PGR pede retorno de Monique Medeiros à prisão preventiva em caso da morte de Henry Borel, reforçando necessidade de garantir ordem pública e respeito ao STF.

Na última quarta-feira, a Procuradoria-Geral da República (PGR) manifestou-se de forma favorável ao retorno da prisão preventiva de Monique Medeiros, ré que responde pelo trágico caso da morte de seu filho, Henry Borel. O posicionamento da PGR endossa uma reclamação já apresentada ao Supremo Tribunal Federal (STF) por Leniel Borel, pai da criança e assistente de acusação, reforçando a necessidade de reavaliação da decisão anterior que resultou na liberdade de Monique.

A manifestação formal da PGR, direcionada ao ministro Gilmar Mendes, critica a decisão adotada pela 2ª Vara Criminal do Rio de Janeiro. Em março, o juiz responsável pelo caso suspendeu a prisão de Monique com base na alegação de excesso de prazo. No entanto, a PGR argumenta que essa medida contraria entendimentos prévios do STF sobre a situação da acusada, que já havia sido analisada em decisões anteriores. Para a PGR, a manutenção da prisão preventiva é crucial não apenas para garantir a ordem pública, mas também para assegurar a adequada tramitação do processo e a possível aplicação da lei penal.

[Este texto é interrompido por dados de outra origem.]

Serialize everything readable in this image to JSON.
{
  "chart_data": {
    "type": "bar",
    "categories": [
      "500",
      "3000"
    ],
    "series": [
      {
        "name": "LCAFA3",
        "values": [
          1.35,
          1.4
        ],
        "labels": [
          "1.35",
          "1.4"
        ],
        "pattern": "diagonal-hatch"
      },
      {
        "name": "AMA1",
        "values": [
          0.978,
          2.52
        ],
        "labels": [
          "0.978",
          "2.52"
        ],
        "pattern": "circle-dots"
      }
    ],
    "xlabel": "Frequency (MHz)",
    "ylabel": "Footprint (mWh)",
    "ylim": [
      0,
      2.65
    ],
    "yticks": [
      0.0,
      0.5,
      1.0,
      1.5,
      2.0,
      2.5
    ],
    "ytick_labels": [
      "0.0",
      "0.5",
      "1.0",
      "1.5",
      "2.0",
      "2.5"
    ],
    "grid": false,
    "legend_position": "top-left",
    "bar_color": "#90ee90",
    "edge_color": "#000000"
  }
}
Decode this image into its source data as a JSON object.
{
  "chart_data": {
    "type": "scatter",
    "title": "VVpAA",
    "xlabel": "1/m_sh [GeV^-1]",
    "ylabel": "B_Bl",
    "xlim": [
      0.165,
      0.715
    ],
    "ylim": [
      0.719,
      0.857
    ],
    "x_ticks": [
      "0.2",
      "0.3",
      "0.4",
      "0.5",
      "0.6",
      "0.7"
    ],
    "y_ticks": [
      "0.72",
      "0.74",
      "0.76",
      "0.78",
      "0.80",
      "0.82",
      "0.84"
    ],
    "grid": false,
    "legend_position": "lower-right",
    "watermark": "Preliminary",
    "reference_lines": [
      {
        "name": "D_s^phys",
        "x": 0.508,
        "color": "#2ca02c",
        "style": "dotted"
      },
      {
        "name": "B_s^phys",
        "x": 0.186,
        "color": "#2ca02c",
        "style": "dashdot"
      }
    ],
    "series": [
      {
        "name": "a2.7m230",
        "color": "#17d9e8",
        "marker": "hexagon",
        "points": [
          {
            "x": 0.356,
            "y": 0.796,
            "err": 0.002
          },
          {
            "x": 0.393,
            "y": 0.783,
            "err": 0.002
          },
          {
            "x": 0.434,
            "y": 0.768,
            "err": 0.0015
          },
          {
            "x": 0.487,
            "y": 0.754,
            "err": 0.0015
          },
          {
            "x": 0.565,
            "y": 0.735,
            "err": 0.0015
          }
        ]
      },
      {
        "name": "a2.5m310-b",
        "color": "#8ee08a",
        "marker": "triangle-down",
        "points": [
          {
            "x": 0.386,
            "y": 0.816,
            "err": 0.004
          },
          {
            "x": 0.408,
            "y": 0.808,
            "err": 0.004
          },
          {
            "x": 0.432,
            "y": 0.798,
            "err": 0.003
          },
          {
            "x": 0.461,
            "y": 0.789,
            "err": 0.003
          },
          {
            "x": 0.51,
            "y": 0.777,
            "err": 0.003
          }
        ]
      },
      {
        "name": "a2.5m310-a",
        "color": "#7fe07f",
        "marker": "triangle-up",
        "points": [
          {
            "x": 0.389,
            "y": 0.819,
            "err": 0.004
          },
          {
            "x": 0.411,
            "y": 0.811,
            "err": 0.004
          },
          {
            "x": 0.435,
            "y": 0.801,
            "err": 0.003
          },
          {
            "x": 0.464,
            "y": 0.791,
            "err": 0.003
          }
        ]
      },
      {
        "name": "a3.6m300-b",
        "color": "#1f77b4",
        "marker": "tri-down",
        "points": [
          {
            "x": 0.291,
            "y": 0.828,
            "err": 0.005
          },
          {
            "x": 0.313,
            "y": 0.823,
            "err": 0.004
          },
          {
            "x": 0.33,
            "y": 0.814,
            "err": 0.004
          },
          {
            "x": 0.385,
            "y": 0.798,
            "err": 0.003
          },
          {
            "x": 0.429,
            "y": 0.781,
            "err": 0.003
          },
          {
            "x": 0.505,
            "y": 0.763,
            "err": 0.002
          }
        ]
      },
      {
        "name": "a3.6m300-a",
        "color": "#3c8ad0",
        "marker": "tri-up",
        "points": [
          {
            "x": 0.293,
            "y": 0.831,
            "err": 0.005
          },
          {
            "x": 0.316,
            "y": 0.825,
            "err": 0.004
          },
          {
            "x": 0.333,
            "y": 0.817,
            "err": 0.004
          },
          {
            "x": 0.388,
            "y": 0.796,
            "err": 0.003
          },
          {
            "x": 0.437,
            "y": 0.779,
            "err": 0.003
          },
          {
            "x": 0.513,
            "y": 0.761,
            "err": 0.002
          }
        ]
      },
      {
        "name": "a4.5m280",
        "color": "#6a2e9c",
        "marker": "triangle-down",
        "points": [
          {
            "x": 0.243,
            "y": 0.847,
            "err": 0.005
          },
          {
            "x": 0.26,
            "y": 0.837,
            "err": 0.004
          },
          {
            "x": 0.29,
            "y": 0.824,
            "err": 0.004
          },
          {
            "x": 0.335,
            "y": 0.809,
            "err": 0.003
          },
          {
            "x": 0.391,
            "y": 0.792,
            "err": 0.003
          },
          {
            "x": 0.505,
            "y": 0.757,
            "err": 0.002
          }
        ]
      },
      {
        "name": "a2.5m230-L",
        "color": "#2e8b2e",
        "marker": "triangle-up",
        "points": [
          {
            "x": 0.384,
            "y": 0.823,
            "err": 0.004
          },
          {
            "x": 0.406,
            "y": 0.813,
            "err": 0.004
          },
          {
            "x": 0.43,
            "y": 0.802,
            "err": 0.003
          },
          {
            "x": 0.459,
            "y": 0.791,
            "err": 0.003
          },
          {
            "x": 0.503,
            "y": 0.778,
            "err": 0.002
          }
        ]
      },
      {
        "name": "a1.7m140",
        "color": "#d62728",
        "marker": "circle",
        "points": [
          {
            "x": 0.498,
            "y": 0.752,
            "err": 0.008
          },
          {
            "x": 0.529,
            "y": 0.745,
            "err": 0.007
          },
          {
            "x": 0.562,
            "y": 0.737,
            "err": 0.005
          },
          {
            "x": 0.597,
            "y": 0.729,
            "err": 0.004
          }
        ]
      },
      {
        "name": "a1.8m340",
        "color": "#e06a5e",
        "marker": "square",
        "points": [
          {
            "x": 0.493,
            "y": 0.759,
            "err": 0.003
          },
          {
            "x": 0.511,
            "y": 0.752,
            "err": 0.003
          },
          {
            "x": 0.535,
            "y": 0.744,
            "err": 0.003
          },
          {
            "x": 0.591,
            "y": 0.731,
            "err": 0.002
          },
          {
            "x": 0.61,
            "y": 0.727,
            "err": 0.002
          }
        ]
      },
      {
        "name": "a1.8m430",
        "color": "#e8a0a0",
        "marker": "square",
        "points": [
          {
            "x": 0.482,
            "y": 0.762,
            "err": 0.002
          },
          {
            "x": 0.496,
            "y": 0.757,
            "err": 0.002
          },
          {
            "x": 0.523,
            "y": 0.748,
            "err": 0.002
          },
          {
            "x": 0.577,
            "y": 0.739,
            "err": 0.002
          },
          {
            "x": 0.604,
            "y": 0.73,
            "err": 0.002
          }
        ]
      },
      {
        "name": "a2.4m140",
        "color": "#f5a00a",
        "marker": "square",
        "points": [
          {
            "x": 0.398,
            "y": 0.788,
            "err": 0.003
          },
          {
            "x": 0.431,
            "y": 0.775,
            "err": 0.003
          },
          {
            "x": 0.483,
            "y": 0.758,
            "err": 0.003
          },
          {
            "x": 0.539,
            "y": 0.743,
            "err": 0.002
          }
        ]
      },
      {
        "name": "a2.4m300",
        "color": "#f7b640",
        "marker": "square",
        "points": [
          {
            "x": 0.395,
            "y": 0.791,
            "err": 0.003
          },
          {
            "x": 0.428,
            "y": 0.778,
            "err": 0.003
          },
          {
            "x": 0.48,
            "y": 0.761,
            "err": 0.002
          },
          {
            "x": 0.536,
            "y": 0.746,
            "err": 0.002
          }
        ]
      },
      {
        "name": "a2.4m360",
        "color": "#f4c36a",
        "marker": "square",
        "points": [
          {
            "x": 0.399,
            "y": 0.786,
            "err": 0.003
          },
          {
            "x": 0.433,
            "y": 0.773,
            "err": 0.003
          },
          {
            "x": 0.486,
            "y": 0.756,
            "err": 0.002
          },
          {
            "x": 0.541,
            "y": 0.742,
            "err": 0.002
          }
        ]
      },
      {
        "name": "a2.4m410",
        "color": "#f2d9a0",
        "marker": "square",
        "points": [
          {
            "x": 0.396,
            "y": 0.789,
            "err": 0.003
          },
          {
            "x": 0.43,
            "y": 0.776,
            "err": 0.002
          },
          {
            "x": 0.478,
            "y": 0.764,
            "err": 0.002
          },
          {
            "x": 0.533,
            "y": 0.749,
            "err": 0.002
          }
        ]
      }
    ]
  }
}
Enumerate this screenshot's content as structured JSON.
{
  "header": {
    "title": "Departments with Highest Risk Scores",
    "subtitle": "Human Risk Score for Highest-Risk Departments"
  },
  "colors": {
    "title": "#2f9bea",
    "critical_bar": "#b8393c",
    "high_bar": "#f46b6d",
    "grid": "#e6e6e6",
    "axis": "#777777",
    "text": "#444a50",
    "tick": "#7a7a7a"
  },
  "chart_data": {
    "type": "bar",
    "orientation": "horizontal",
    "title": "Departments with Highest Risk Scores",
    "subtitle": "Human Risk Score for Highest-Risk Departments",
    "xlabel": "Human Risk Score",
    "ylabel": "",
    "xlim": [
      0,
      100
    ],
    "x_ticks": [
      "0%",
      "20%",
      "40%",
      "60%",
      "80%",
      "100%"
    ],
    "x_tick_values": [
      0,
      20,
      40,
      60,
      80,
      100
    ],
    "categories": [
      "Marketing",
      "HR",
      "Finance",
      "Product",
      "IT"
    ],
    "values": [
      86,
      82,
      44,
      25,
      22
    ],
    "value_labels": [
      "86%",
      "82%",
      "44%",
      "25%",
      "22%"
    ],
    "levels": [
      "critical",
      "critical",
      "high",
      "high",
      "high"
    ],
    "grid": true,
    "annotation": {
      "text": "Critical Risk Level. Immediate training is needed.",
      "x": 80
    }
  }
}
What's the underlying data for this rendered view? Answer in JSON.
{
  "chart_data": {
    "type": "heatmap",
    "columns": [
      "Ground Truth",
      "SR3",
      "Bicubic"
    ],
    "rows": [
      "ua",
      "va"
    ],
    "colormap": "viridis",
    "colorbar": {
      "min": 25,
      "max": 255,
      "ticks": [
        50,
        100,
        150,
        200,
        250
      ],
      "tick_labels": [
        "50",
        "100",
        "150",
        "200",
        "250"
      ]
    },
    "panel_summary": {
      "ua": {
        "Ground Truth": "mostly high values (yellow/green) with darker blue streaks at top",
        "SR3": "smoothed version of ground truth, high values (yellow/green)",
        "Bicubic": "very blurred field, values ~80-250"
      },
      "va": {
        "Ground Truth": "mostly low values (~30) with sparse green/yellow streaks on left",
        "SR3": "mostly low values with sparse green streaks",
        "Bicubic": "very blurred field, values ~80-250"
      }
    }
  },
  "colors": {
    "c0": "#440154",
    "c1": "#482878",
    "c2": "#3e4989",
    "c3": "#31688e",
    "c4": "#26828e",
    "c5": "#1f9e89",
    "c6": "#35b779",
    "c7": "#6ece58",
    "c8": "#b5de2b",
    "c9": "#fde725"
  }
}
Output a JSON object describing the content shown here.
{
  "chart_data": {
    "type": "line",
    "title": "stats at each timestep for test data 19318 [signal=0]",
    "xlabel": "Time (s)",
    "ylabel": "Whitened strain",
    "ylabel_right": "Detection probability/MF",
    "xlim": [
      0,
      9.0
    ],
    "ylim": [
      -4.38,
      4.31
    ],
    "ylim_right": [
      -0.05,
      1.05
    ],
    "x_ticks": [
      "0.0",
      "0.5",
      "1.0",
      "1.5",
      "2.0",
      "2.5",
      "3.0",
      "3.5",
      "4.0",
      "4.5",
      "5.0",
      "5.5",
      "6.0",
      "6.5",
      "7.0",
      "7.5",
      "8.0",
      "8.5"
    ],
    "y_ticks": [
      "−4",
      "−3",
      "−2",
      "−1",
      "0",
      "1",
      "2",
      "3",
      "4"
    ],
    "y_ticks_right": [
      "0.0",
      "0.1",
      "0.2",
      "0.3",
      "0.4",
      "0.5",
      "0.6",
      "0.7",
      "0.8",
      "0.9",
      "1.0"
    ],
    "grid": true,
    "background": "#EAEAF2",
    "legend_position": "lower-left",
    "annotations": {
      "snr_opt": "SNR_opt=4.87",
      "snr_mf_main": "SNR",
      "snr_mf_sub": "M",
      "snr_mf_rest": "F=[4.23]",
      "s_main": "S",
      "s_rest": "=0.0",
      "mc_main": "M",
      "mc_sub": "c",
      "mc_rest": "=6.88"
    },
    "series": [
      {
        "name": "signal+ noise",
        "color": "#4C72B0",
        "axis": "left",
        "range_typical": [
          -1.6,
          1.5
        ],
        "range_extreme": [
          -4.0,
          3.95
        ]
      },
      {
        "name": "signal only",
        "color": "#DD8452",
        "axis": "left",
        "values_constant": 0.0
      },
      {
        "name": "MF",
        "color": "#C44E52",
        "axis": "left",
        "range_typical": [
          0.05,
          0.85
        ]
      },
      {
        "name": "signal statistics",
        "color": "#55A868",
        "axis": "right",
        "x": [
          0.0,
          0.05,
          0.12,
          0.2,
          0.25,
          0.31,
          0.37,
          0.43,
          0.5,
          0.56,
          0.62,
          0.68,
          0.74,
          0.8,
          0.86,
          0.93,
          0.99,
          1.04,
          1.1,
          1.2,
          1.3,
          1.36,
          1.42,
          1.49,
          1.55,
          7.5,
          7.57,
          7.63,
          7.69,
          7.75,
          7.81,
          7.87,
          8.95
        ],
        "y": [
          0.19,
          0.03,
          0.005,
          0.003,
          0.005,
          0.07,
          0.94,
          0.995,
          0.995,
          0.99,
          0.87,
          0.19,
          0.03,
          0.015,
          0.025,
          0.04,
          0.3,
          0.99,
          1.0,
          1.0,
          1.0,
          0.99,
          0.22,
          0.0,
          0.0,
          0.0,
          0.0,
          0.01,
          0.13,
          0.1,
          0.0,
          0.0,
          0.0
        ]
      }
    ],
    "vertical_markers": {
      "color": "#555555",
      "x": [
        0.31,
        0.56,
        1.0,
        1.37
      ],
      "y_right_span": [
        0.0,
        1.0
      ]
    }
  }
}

Em sua defesa, a Procuradoria refuta a justificativa de que houve um atraso excessivo que justificasse a liberação de Monique. A PGR ressalta que os adiamentos no julgamento não são resultado de falhas do Judiciário, mas sim de ações da própria defesa — um exemplo clássico é o abandono do plenário pelos advogados de Jairo Souza Santos Júnior, o Dr. Jairinho, co-réu ao lado de Monique. Diante disso, a PGR argumenta que não há constrangimento ilegal por excesso de prazo.

Outro aspecto importante destacado pela PGR é que a análise da duração da prisão de Monique deve envolver critérios além da simples contagem de dias, como a razoabilidade da situação, o número de pessoas envolvidas e o comportamento das partes ao longo do processo judicial.

Por fim, a Procuradoria conclui que houve desrespeito às decisões do STF e defende que a reclamação apresentada deve ser aceita, visando o restabelecimento da prisão preventiva de Monique Medeiros. Segundo a manifestação, não se caracteriza excesso de prazo quando a demora no processo é provocada por estratégias da defesa ou por condições justificáveis do caso.

Ressaltando a gravidade da situação, vale lembrar que o julgamento do assassinato de Henry Borel, ocorrido em março de 2021, foi interrompido em um momento crítico, levando à liberação temporária da mãe, que gerou repercussões emocionais intensas, especialmente para o pai da criança.